Add the fragment parser setup needed by innerHTML and contextual
fragment parsing, including context elements, form ownership, tokenizer
state selection, text coalescing, and foreign-content integration.
Implement the first Rust tree builder pass around the tokenizer and the
LibWeb DOM host hooks. Cover the document setup, insertion-mode
dispatch, ordinary body insertion, basic table handling, active
formatting element reconstruction, and foreign-content routing.
Leave the C++ parser available at runtime so the new path can be tested
against the old implementation while the remaining tree-construction
algorithms are filled in.
Add the C++ and Rust scaffolding that lets the tree builder live in
Rust while the DOM remains owned by LibWeb. Keep the exported surface
small: Rust stores parser state, and C++ provides node creation,
insertion, script, template, and GC hooks.
Route dump-html-tree through the selectable parser backend so the new
implementation can be exercised beside the existing parser while it is
being brought up.
Replace the FFI tokenizer state transmute with an explicit conversion
from the incoming numeric value. The old code range-checked against the
last state before transmuting, which matched today's contiguous enum but
left the conversion dependent on that layout detail.
Returning early for unknown values keeps the FFI boundary tolerant while
removing a source of possible invalid enum discriminants.
Replace the C++ HTML tokenizer with a Rust implementation behind the
existing HTMLTokenizer API.
Keep the parser-facing integration points for streaming input,
insertion points, document.write(), EOF insertion, parser aborts,
speculative parser input, and last start tag tracking. The generated
FFI handle stays an implementation detail of HTMLTokenizer, so callers
keep a single tokenizer class.
Preserve duplicate attributes through FFI so C++ token normalization can
record the duplicate-attribute signal used by CSP nonce checks.
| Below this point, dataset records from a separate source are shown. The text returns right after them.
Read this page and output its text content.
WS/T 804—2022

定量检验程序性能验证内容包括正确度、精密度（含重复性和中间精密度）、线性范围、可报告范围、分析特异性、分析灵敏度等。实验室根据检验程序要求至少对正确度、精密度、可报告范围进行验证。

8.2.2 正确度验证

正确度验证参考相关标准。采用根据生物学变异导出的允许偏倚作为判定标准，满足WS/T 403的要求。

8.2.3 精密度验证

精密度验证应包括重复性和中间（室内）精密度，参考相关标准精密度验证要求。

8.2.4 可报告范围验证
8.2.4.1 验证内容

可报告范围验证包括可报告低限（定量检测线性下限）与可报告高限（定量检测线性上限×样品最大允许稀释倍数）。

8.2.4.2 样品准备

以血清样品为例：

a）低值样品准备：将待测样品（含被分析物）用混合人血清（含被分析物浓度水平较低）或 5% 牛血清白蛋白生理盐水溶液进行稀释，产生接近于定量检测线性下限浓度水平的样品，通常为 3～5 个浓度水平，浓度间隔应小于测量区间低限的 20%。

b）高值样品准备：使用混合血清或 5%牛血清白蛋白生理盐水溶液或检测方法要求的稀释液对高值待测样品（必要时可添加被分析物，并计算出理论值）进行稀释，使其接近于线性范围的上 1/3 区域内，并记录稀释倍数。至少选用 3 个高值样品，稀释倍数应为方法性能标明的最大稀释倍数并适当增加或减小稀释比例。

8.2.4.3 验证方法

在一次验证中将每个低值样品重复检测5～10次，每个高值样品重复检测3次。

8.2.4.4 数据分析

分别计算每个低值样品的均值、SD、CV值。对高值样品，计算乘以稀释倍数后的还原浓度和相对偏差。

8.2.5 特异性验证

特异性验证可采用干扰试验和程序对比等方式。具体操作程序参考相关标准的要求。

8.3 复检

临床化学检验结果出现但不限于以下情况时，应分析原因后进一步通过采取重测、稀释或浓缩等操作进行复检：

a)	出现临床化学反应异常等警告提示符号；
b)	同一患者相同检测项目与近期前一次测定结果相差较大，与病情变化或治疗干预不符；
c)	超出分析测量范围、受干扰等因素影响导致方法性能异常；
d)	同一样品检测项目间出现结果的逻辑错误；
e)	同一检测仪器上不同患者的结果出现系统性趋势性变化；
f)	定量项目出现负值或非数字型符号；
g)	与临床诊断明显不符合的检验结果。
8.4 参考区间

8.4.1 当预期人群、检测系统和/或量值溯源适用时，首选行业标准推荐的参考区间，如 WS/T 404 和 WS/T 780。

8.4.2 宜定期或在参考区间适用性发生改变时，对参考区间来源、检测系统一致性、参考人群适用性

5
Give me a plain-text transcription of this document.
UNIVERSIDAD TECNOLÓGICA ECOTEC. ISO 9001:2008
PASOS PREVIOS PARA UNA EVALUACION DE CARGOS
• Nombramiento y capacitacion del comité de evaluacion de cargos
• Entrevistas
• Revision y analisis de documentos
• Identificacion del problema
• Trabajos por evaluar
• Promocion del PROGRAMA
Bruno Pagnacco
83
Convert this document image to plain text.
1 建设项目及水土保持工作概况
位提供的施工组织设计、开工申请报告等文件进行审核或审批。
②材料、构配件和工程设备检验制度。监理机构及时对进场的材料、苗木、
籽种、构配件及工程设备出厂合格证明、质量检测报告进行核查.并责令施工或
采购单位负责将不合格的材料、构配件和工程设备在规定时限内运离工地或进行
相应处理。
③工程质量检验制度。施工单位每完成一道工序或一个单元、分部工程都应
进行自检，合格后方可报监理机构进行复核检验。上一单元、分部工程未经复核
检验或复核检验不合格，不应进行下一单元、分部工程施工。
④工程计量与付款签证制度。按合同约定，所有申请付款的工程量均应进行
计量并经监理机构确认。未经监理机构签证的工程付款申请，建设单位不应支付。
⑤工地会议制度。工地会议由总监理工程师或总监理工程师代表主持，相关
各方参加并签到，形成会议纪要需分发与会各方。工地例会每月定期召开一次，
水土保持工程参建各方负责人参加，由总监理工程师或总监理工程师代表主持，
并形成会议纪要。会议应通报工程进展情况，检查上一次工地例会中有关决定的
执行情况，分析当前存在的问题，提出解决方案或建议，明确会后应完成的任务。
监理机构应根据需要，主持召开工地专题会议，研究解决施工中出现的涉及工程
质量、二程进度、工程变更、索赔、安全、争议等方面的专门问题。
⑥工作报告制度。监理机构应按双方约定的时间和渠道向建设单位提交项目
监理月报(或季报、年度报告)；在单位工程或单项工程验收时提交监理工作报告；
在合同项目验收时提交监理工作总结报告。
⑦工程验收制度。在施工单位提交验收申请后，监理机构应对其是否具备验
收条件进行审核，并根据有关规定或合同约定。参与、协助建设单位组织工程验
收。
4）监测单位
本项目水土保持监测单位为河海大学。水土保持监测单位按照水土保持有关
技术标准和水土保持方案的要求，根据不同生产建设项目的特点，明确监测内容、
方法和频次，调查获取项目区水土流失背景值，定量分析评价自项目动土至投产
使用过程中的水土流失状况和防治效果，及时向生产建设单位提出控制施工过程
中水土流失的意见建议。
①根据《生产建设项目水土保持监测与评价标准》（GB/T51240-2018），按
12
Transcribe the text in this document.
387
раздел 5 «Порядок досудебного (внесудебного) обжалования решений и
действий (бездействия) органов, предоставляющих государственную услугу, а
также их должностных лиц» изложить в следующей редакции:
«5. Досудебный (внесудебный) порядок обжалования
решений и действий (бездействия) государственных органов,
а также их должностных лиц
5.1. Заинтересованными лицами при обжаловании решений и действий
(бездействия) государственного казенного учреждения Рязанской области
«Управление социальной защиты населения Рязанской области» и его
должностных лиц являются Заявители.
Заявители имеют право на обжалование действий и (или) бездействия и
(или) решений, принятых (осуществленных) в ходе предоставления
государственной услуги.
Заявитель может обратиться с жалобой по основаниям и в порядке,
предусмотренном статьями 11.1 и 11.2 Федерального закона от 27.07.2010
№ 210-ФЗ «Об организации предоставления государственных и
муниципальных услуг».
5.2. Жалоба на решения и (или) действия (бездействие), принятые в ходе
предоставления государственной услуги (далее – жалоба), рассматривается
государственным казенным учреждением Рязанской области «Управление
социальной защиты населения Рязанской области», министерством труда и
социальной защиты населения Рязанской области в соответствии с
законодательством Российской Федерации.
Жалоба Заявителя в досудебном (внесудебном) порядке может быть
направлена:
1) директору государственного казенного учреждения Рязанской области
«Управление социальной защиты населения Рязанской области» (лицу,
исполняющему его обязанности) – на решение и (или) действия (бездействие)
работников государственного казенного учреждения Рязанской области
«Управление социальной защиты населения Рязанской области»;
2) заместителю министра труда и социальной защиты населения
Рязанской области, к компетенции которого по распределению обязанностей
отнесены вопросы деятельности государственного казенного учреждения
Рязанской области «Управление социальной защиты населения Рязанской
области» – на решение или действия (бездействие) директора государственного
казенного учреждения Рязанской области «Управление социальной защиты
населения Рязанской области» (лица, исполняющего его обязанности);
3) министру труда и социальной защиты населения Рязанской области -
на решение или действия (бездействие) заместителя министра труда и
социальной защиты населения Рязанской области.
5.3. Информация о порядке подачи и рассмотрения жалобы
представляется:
Keep
bulk tag-name and attribute scans capped at the active insertion point
so streamed parser input is spliced at the right offset.
Use generated DAFSA tables for named character references and intern
common tag and attribute names to reduce FFI marshalling overhead. This
also fixes attribute name source positions, nested old insertion points,
and aborted fast-path handling.
TestHTMLTokenizer covers duplicate attributes and insertion points in
fast tag-name, attribute-name, and quoted-value scans. A CSP text test
covers duplicate nonce attributes on parser-created script elements.
The tokenizer dump fixtures still match, TestHTMLTokenizer passes, and
the full release test-web run passes with 6981 tests and 226 skipped.